Desculpe-me o Marcinho, mas se tem uma coisa que eu gosto de falar é sobre o amor. E eu sei que algumas pessoas podem ter problemas quanto a minha idade, por isso gosto de relembrar a todos que: o amor é cego. Ele não vê cara, não vê cor, não vê peso, nem idade, religião ou sexo. Não posso fazer nada por quem acredita no contrário.

Eu sempre quis me apaixonar, viver um grande amor. Mas os meus modelos eram os de filme, onde a mocinha senta e espera o príncipe (no caso da Disney) ou então são um casal que começam dando errado e depois da tudo certo pra sempre. Não é assim que funciona! Pode começar errado e dar errado pra sempre. Pode começar errado, dar certo um tempo e dar errado de novo. Pode dar certo pra sempre. Pode dar certo e depois errado. Enfim, mil tretas. Eu nunca ia achar meu amor de filmes. 
Essa foi minha primeira desilusão amorosa. 

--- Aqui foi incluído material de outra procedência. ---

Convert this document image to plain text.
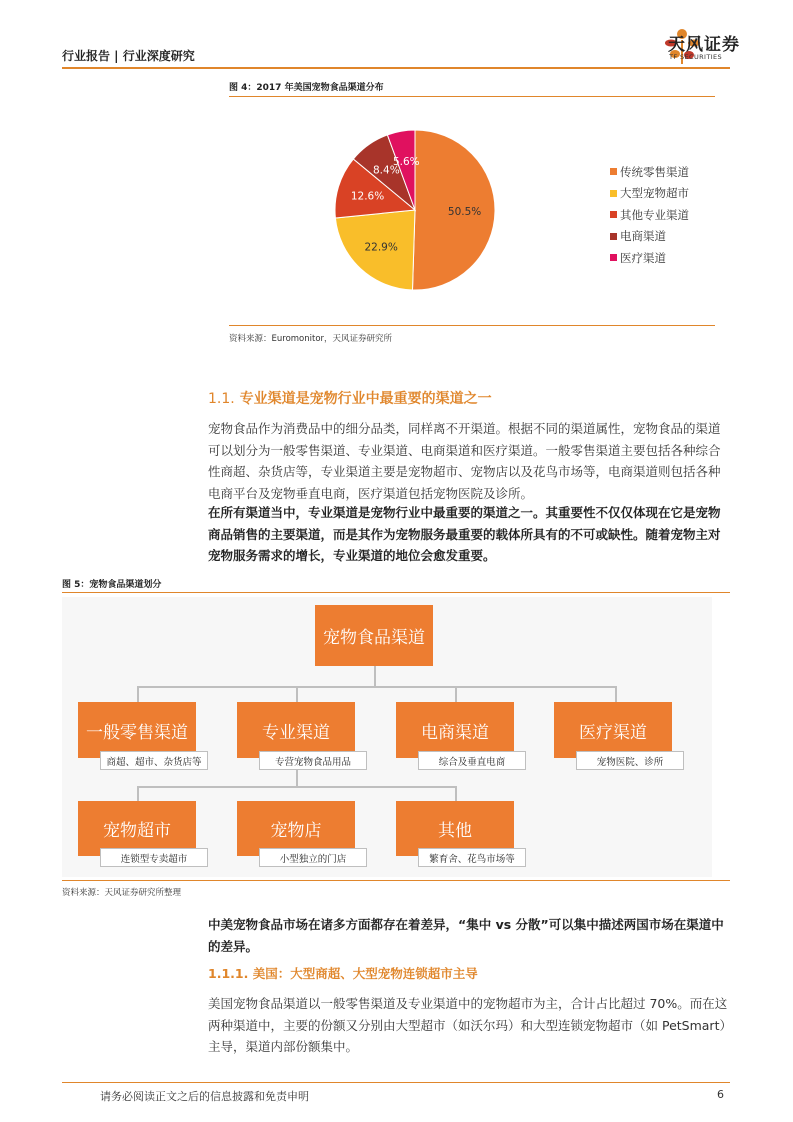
行业报告 | 行业深度研究
天风证券
TF SECURITIES
图 4：2017 年美国宠物食品渠道分布
50.5%
22.9%
12.6%
8.4%
5.6%
传统零售渠道
大型宠物超市
其他专业渠道
电商渠道
医疗渠道
资料来源：Euromonitor，天风证券研究所
1.1. 专业渠道是宠物行业中最重要的渠道之一
宠物食品作为消费品中的细分品类，同样离不开渠道。根据不同的渠道属性，宠物食品的渠道可以划分为一般零售渠道、专业渠道、电商渠道和医疗渠道。一般零售渠道主要包括各种综合性商超、杂货店等，专业渠道主要是宠物超市、宠物店以及花鸟市场等，电商渠道则包括各种电商平台及宠物垂直电商，医疗渠道包括宠物医院及诊所。
在所有渠道当中，专业渠道是宠物行业中最重要的渠道之一。其重要性不仅仅体现在它是宠物商品销售的主要渠道，而是其作为宠物服务最重要的载体所具有的不可或缺性。随着宠物主对宠物服务需求的增长，专业渠道的地位会愈发重要。
图 5：宠物食品渠道划分
宠物食品渠道
一般零售渠道
商超、超市、杂货店等
专业渠道
专营宠物食品用品
电商渠道
综合及垂直电商
医疗渠道
宠物医院、诊所
宠物超市
连锁型专卖超市
宠物店
小型独立的门店
其他
繁育舍、花鸟市场等
资料来源：天风证券研究所整理
中美宠物食品市场在诸多方面都存在着差异，“集中 vs 分散”可以集中描述两国市场在渠道中的差异。
1.1.1. 美国：大型商超、大型宠物连锁超市主导
美国宠物食品渠道以一般零售渠道及专业渠道中的宠物超市为主，合计占比超过 70%。而在这两种渠道中，主要的份额又分别由大型超市（如沃尔玛）和大型连锁宠物超市（如 PetSmart）主导，渠道内部份额集中。
请务必阅读正文之后的信息披露和免责申明	6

Com mais alguns anos eu voltei a querer me apaixonar perdidamente. Só que eu sempre fui meio velha pra minha idade. Então eu enjoava muito das pessoas e eu via o fim de tudo antes de começar. Conclusão: nunca me apaixonava e só partia corações. Segunda desilusão amorosa.
"Chega, não sirvo para o amor." Eu havia me cansado de procurar uma coisa que talvez não fosse pra mim. Desisti do amor assim como desisti de usar salto. E foi ai que minha vida mudou. O amor gosta de uma rejeição. Veio pra mim tão fácil que demorei a acreditar. Em todas as formas, por todos os lados. Eu vi o amor em tudo e descobri que eu posso ser amor também.

Às vezes eu ainda sento e espero meu amor, que eu chamo de pai ou de mãe. Às vezes meu amor da errado no início, mas depois vira amiga. Ás vezes meu amor late. Ás vezes meu amor dorme comigo. Mas quando só da errado vira salto, eu deixo pra outro amar.